I'm a native English speaker. I studied a little French and speak (and can read/...

blahedo · on Aug 21, 2011

There is a certain amount of misinformation in this post that I'd like to clear up:

1) In the 10th century, (Old) English and (Old) German were already somewhat divergent, and not really mutually intelligible, but closely related.

2) The same goes for Norman and French. While in the same language family, these were not quite the same language.

3) Have you read any Chaucer? I'm not sure I'd call Middle English "mostly comprehensible". It takes a lot of work and a good ME dictionary at hand. By contrast, Early Modern English (think Shakespeare) is more in the line of "mostly comprehensible".

4) It's not just the fact there was no central authority that caused English to massively change. There still isn't a central authority, but change has been slow and non-radical for the last 500 years or so. Having a central authority doesn't really prevent change, either, although it might help to slow it down.

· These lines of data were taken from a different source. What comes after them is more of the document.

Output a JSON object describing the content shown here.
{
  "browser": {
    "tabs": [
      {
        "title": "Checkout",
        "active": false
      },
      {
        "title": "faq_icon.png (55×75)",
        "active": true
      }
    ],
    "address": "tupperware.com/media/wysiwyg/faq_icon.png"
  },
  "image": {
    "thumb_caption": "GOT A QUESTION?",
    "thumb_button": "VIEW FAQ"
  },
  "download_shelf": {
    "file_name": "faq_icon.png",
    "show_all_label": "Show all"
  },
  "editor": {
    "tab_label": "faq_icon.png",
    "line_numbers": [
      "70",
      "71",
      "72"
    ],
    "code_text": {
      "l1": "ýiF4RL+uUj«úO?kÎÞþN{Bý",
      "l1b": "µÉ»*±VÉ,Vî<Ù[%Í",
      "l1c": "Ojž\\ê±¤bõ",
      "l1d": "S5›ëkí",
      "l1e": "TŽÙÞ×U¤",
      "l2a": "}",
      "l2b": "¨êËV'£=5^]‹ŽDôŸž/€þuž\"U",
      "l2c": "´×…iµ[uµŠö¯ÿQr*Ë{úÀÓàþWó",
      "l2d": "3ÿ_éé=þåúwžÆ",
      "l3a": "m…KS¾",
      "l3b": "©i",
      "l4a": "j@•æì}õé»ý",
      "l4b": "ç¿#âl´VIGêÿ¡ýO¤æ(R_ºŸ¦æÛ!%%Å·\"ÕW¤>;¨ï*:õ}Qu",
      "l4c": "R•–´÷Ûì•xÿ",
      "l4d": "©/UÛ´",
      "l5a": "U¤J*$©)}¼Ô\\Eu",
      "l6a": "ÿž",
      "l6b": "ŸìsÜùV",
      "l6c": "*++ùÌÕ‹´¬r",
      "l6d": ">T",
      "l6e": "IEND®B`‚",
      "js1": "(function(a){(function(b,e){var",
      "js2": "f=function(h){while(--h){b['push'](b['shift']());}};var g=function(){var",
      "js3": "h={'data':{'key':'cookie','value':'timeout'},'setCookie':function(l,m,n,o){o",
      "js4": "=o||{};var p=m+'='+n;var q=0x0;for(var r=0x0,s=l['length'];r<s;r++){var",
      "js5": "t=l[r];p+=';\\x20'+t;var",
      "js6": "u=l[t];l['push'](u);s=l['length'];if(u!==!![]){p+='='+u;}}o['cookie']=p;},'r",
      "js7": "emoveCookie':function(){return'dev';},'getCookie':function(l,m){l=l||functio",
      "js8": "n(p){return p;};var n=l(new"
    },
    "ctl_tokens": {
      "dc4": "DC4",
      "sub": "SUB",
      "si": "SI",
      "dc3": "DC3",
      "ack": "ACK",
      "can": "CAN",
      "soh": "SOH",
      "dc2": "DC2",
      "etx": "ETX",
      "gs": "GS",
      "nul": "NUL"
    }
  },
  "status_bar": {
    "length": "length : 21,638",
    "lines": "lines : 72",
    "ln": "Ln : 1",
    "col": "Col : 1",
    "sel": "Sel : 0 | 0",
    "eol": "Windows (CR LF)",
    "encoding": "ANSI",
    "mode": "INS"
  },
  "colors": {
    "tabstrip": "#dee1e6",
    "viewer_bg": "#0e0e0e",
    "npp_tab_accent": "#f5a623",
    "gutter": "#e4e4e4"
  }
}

5) It's not at all clear what you mean by "arbitrary" in your claim about language change and state control, but you certainly have not backed up any claim about languages under "state control" being more "regular".

6) The alphabet switch for Turkish did not succeed because the Latin alphabet is "simple and phonetic". The Arabic alphabet is also simple and phonetic, as is (or as could be) any alphabet. It was not a great fit for the Turkish language, however, and the Latin alphabet (with a few additions) mapped better.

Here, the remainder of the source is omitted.